I want To Die

Can’t stand the pain of being alive anymore
I want to kill myself i want to end this nightmare of being alive of being me
I exist in a perennial state of loneliness and emotional despair
The only logical method to end the pain is to terminate myself from this wretched planet

If i died nobody would shed a tear
I have a few friends but they aren’t deep meaningful friendships
These are shallow superficial friends who happen to study at my university
If i died if I disappeared forever they might be sad nut not distraught
My family don’t know me we hardly speak apart from at Christmas so there’s no love no connection there

I want to die without pain in my bed all alone listening to ethereal transcendental classical music
I will consume a profuse quantity of sleeping pills and a bottle of highly potent whisky
This noxious cocktail of drugs will render my body lifeless
I want to drift away in a deep slumber to never wake again to never face the excruciating agony of being severely depressed and suffering form acute social anxiety disorder i want to die i cant breath anymore I can’t take the panic attacks the psychological torture of being me being completely alone in a cold world

2 thoughts on “I want To Die

  1. Sending out love and light your way, I hope you feel better and things change.
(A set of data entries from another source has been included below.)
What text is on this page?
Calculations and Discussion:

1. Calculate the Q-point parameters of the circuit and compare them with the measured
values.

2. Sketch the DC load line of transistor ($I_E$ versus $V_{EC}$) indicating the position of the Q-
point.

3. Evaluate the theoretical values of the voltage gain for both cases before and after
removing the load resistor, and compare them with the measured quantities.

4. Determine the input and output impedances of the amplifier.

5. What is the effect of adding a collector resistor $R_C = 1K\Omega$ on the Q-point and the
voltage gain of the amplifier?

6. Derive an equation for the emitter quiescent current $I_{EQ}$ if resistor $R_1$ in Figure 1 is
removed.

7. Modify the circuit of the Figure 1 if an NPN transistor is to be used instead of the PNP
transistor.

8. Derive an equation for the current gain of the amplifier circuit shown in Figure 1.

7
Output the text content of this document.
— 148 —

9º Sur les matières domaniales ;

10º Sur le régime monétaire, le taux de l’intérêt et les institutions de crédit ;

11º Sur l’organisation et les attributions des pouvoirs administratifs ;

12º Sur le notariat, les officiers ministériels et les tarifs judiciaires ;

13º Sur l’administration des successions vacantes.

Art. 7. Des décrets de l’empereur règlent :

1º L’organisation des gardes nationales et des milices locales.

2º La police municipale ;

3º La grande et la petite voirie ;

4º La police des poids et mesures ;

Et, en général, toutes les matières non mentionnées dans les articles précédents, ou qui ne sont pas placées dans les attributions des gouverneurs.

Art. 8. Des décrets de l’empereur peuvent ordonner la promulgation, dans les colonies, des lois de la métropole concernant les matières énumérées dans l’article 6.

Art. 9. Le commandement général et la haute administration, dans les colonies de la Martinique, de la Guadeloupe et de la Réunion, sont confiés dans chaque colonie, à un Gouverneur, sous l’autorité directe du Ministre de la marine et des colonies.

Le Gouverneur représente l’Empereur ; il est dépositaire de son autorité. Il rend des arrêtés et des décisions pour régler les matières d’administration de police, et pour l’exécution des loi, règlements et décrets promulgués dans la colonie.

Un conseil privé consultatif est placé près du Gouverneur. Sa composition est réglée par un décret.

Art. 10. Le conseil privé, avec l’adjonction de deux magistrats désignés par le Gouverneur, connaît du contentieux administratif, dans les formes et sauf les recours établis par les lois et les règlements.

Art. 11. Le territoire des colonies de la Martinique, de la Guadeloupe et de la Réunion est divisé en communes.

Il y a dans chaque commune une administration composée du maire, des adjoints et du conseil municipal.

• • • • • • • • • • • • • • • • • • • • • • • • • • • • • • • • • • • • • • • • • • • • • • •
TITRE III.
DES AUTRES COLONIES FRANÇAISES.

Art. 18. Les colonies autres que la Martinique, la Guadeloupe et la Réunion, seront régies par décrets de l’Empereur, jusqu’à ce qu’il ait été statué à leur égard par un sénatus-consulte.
I have had a hard life as well and they only thing that kept me sane was to getting down in my knees and praying to a higher power, whoever that maybe to you. Pray and tell your god, that this is what’s going on with my life and I surrender everything to you and may your will be done not mine. Go to peaceful places, maybe a monastery, a temple or a church and sit quietly and enjoy the silence. Just savor life’s little moments like food, a walk, or a song. You must be brave and fight for yourself, don’t expect anyone to do it for you.
    “Life is a gift, that’s why we call it present!”